Social media has become a phenomenon, representing our extroverted life, and thus a critical part of our work environment.
It has also become a powerful tool of communication, where information about events, news, and products can be found and made available. These tools are essential for companies that wish to open a direct channel of communication with their consumers/clients. However, it is obvious that, for people working in a particularly delicate sector – one in which communications are strictly regulated – social media offers a frontier to be explored, but which at the same time has to be approached with utmost caution. Its use is easily abused.
So, Whose Social Media Is It, Anyway?
Under the Hungarian Labor Code, employees wishing to participate in social media outside their paid working hours must do so in a way that does no harm to the employer’s reputation or legitimate economic interests. The employer may discover the need to restrict the personal rights of the employees for using their social media, on conditions that such restrictions be proportionate and well-documented.
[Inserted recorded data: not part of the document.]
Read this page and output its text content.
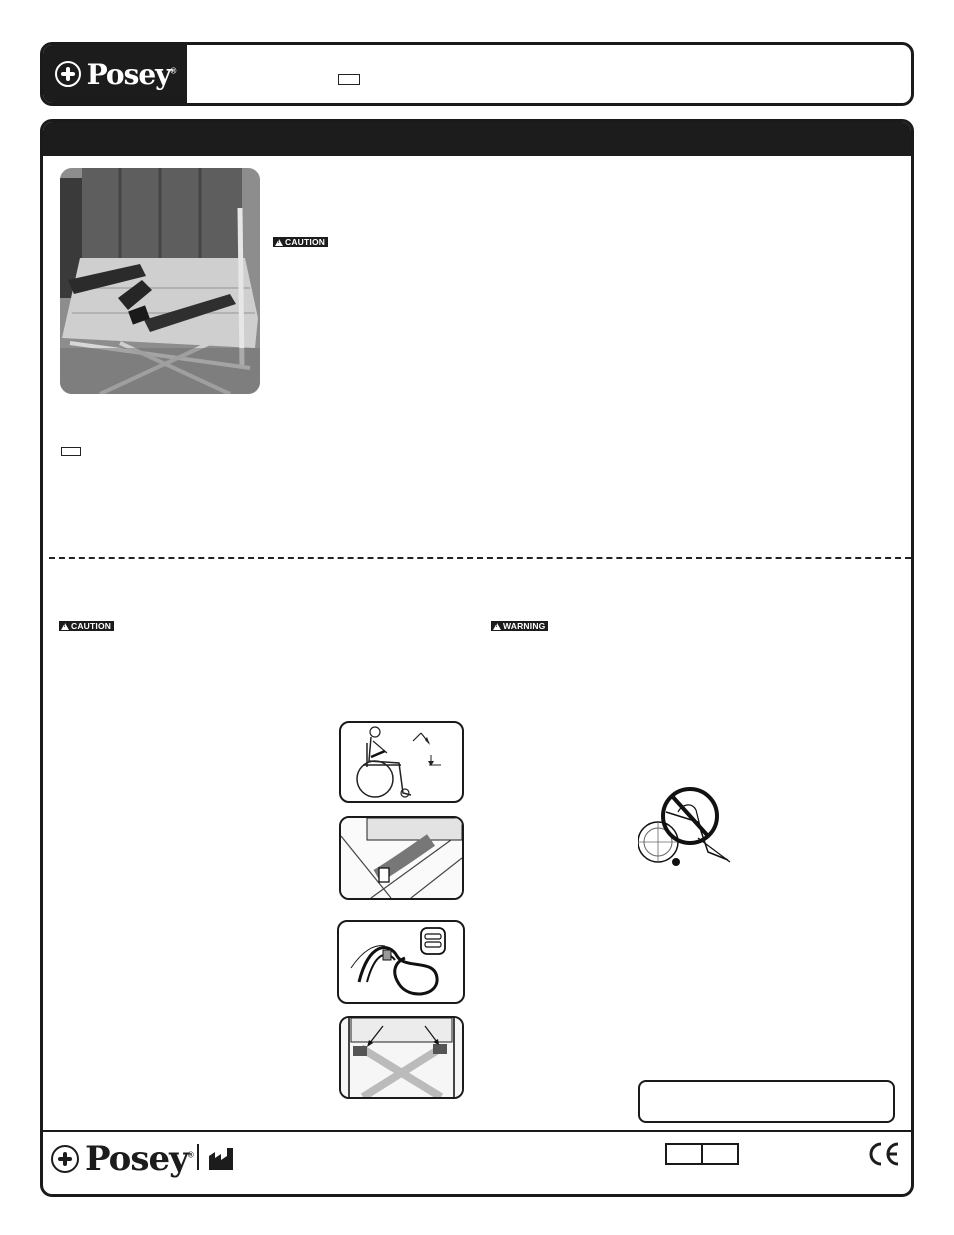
Posey®
!
CAUTION
!
CAUTION
!	WARNING
Posey®
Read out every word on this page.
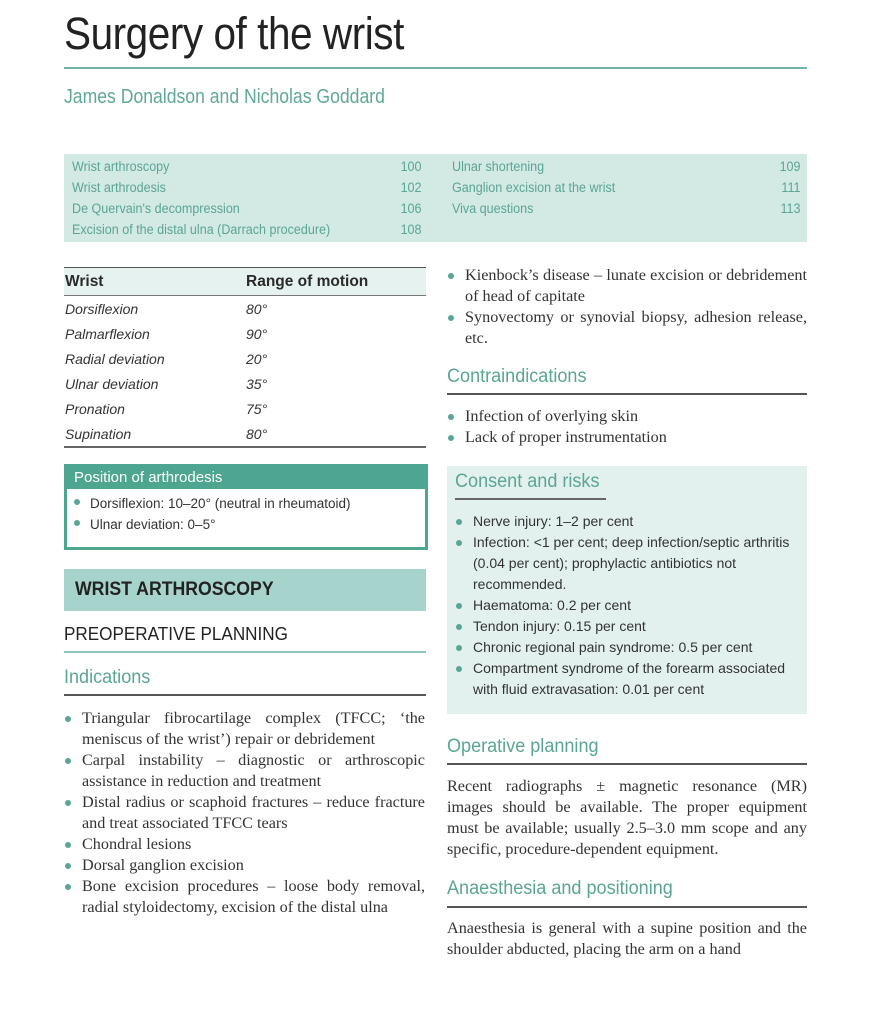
Surgery of the wrist
James Donaldson and Nicholas Goddard
Wrist arthroscopy	100
Wrist arthrodesis	102
De Quervain's decompression	106
Excision of the distal ulna (Darrach procedure)	108
Ulnar shortening	109
Ganglion excision at the wrist	111
Viva questions	113
Wrist	Range of motion
Dorsiflexion	80°
Palmarflexion	90°
Radial deviation	20°
Ulnar deviation	35°
Pronation	75°
Supination	80°
Position of arthrodesis
Dorsiflexion: 10–20° (neutral in rheumatoid)
Ulnar deviation: 0–5°
WRIST ARTHROSCOPY
PREOPERATIVE PLANNING
Indications
Triangular fibrocartilage complex (TFCC; ‘the meniscus of the wrist’) repair or debridement
Carpal instability – diagnostic or arthroscopic assistance in reduction and treatment
Distal radius or scaphoid fractures – reduce fracture and treat associated TFCC tears
Chondral lesions
Dorsal ganglion excision
Bone excision procedures – loose body removal, radial styloidectomy, excision of the distal ulna
Kienbock’s disease – lunate excision or debridement of head of capitate
Synovectomy or synovial biopsy, adhesion release, etc.
Contraindications
Infection of overlying skin
Lack of proper instrumentation
Consent and risks
Nerve injury: 1–2 per cent
Infection: <1 per cent; deep infection/septic arthritis (0.04 per cent); prophylactic antibiotics not recommended.
Haematoma: 0.2 per cent
Tendon injury: 0.15 per cent
Chronic regional pain syndrome: 0.5 per cent
Compartment syndrome of the forearm associated with fluid extravasation: 0.01 per cent
Operative planning
Recent radiographs ± magnetic resonance (MR) images should be available. The proper equipment must be available; usually 2.5–3.0 mm scope and any specific, procedure-dependent equipment.
Anaesthesia and positioning
Anaesthesia is general with a supine position and the shoulder abducted, placing the arm on a hand
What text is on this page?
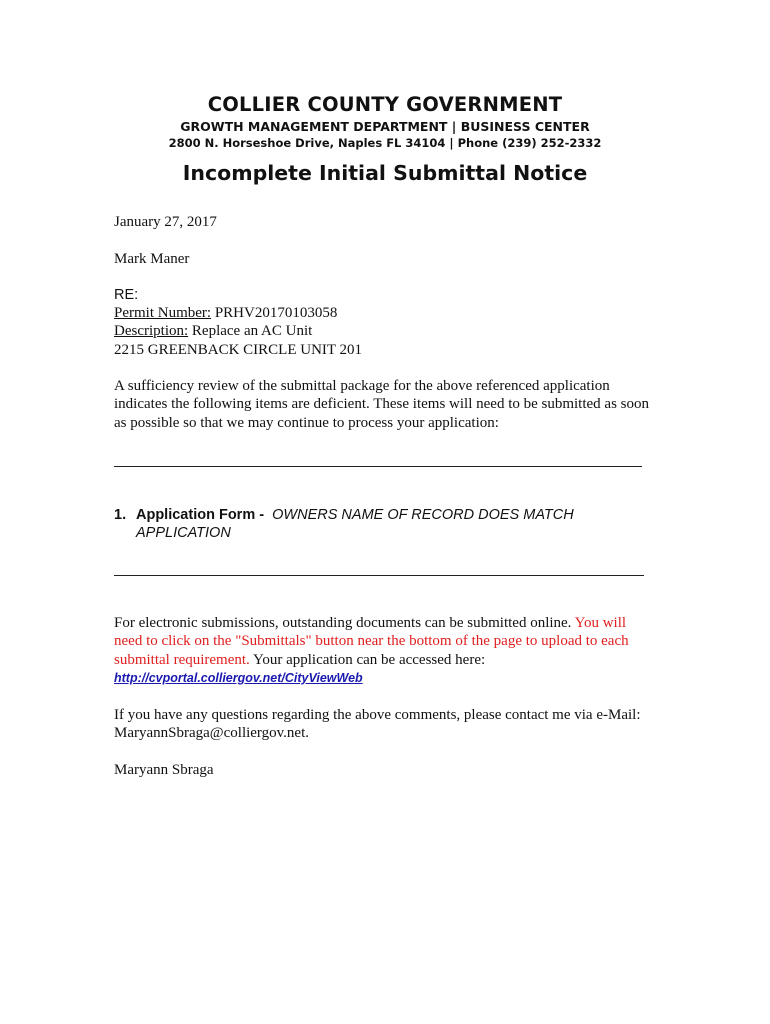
COLLIER COUNTY GOVERNMENT
GROWTH MANAGEMENT DEPARTMENT | BUSINESS CENTER
2800 N. Horseshoe Drive, Naples FL 34104 | Phone (239) 252-2332
Incomplete Initial Submittal Notice
January 27, 2017
Mark Maner
RE:
Permit Number: PRHV20170103058
Description: Replace an AC Unit
2215 GREENBACK CIRCLE UNIT 201
A sufficiency review of the submittal package for the above referenced application
indicates the following items are deficient. These items will need to be submitted as soon
as possible so that we may continue to process your application:
1. Application Form - OWNERS NAME OF RECORD DOES MATCH
APPLICATION
For electronic submissions, outstanding documents can be submitted online. You will
need to click on the "Submittals" button near the bottom of the page to upload to each
submittal requirement. Your application can be accessed here:
http://cvportal.colliergov.net/CityViewWeb
If you have any questions regarding the above comments, please contact me via e-Mail:
MaryannSbraga@colliergov.net.
Maryann Sbraga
Where does the control of the employer stop and the employee’s freedom of personal social media use start?
Regulations applicable to specific sectors are usually quite strict and misdirected comments by employees on social media, in addition to potentially causing damage to the reputation of the company, could potentially result in heavy monetary fines. For example, an innocent personal comment by the employee in a social media group can trigger compulsory control by an authority for the employer, if they can be associated with it. Hence, utmost attention should be paid to the independent activities of company employees on social networks to monitor content (such as videos, images, and texts) published on their own pages or accounts, and comments posted on other people’s pages.
Indeed, this is a thin line, and, aside from two short general clauses in Hungary’s Labor Code, we are left to our best judgement. Employers tend to forget about a powerful tool they might have to set ethical rules of conduct. This tool – the creation of a so-called “Employers’ Handbook” – can be a flexible but statutory solution, as, once it is implemented, it can be modified unilaterally by the Employer, unlike an employment contract, which needs mutual agreement to be modified.
How Can the Employer Advise its Employees?
To help employees use social networks properly and in an informed manner, employers are strongly encouraged to establish several simple rules and require that they be followed carefully by any employees wishing to publish content related to their employer, its brands, or its products on social media channels. Employers should also remind the employees that these rules exist to protect them as well. Should disputes arise, the existence of such rules can serve as a basis for compensation for damages.
Here are some useful tips to include in an Employer’s Handbook regarding social media:
The instruction that employees should never publish content concerning confidential, sensitive, and private products or information on social network channels. For example: video of an internal company event, or information regarding sensitive company data, the launch of new products, projects in progress, sales or financial data, sector data, details of company revenues, strategies, etc.
The instruction that only information that has already been published or authorized by the employer’s official communications department should be published.
A reminder that even if employees clearly state that they are speaking from a personal point of view, in the mind of their readers their posts will be easily associated with the company they work for.
A reminder that the employer can hold employees legally responsible for content of a defamatory and pornographic nature, and content that is copyright-protected, offensive, slanderous, or that may create a hostile working environment.
A reminder that respecting the privacy of others means that employees shall not mention or share photographs, names, or other personal materials of colleagues.
A reminder that publishing comments or content under anonymous or fake names should be avoided.
The list could go on, as per specific requirements. Ultimately, it is the employer’s responsibility to exploit all lawful tools to protect its interests.